Audit finds Medicaid enrollment broker met most requirements but still found areas of concern

A recent audit on the state's Medicaid enrollment broker found that most requirements related to communicating and processing enrollment information were met; however, some processes had room for improvement.    

The audit sought to determine if Maximus Inc. had complied with requirements involving communicating with eligible clients of the Texas State Medicaid program and the Children's Health Insurance Program (CHIP) in a timely and accurate manner, including receiving and processing information involving clients' selections of a health plan.   

As the state's sole health plan enrollment broker, Maximus reported that they processed, on average, more than 103,000 new Medicaid enrollments monthly in Fiscal Year 21, with 35 percent of new clients enrolled in a managed care organization based on the member’s choice. An additional 6,924 children were enrolled in the CHIP program each month, with 70 percent based on a member's plan choice. If a member does not select a plan, the broker assigns the member to a plan through its default enrollment process, considering one or more factors, such as prior MCO coverage.  

Auditors found that Maximus did not initiate its default enrollment process for CHIP members re-enrolling with the program in accordance with its procedures.
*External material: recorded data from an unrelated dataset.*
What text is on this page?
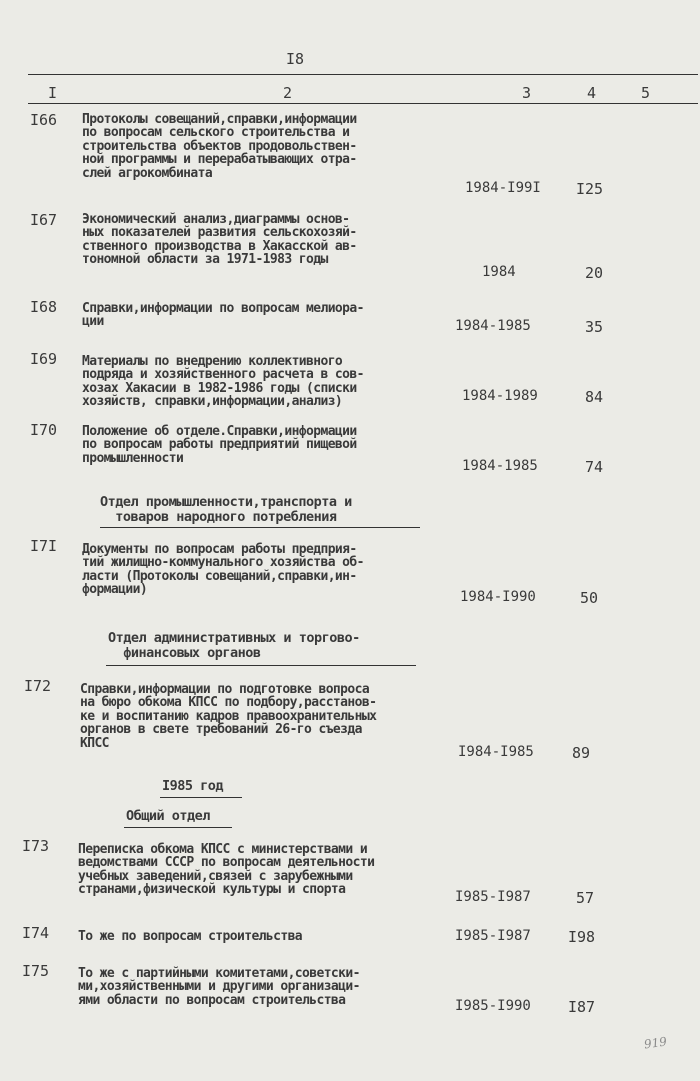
I8
I	2	3	4	5
I66 Протоколы совещаний,справки,информации
по вопросам сельского строительства и
строительства объектов продовольствен-
ной программы и перерабатывающих отра-
слей агрокомбината
1984-I99I I25
I67 Экономический анализ,диаграммы основ-
ных показателей развития сельскохозяй-
ственного производства в Хакасской ав-
тономной области за 1971-1983 годы
1984	20
I68 Справки,информации по вопросам мелиора-
ции	1984-1985	35
I69 Материалы по внедрению коллективного
подряда и хозяйственного расчета в сов-
хозах Хакасии в 1982-1986 годы (списки
хозяйств, справки,информации,анализ)	1984-1989	84
I70 Положение об отделе.Справки,информации
по вопросам работы предприятий пищевой
промышленности	1984-1985	74
Отдел промышленности,транспорта и
товаров народного потребления
I7I Документы по вопросам работы предприя-
тий жилищно-коммунального хозяйства об-
ласти (Протоколы совещаний,справки,ин-
формации)	1984-I990	50
Отдел административных и торгово-
финансовых органов
I72 Справки,информации по подготовке вопроса
на бюро обкома КПСС по подбору,расстанов-
ке и воспитанию кадров правоохранительных
органов в свете требований 26-го съезда
КПСС
I984-I985	89
I985 год
Общий отдел
I73 Переписка обкома КПСС с министерствами и
ведомствами СССР по вопросам деятельности
учебных заведений,связей с зарубежными
странами,физической культуры и спорта	I985-I987	57
I74 То же по вопросам строительства	I985-I987 I98
I75 То же с партийными комитетами,советски-
ми,хозяйственными и другими организаци-
ями области по вопросам строительства	I985-I990 I87
919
The procedures outline that CHIP members who reenter the program within one year of leaving should be re-enrolled with their previous MCO, and those re-enrolling after a year should use the algorithm to select a plan. Auditors discovered that all previous CHIP clients were re-enrolled in their previous MCO regardless of their last coverage period.  

Auditors recommended that Maximus work with HHS to update the process for initiating the default algorithm for CHIP clients to ensure the broker follows stated procedures.  

Maximus is also responsible for communicating Medicaid enrollment transactions to HHS through the Texas Integrated Eligibility Redesign System (TIERS) and resolving transactions the system may deny. However, auditors found that Maximus had not resolved several types of transactions, specifically: 

  • The daily report Maximus runs to capture TIERS-denied transactions did not include all TIERS-denied transactions. 
  • On 12 of the daily reports reviewed by the OIG, Maximus did not include 68 percent of transactions in its tracking spreadsheet. 
  • Maximus resolved all 25 tested transactions on its spreadsheet. However, 11 were not resolved timely, and one did not address the member's selection of MCO. 

OIG auditors provided recommendations to the broker on how to address areas of concern, including strengthening the process used to resolve TIERS-denied transactions by developing a clear procedure that includes a process review. Auditors also suggested Maximus work with HHS to review prior TIERS-denied transactions not captured in its review process to ensure they were appropriately resolved. 

Auditors also reviewed Maximus' communication with enrollees related to the process of joining Medicaid and CHIP, finding the broker had mostly shared accurate information with clients; however, there were several areas of improvement. For example, of the 27 Medicaid enrollment packets tested, 26 included an incorrect reply by date, which could lead to clients not being enrolled with their preferred MCO if deadlines are missed. Additionally, the broker failed to review the accuracy of its mailing contractor's self-reported information about the date client letters were delivered to the postal service. 

The OIG made recommendations to Maximus aimed at improving communication with enrolling Medicaid clients, including the implementing process' that ensures enrollment packets provide accurate response deadlines and verify the accuracy of mail date information provided by its subcontractors. 

Maximus agreed with the results of most of the audit's findings and has begun to develop or implement process changes based on the auditors' recommendations.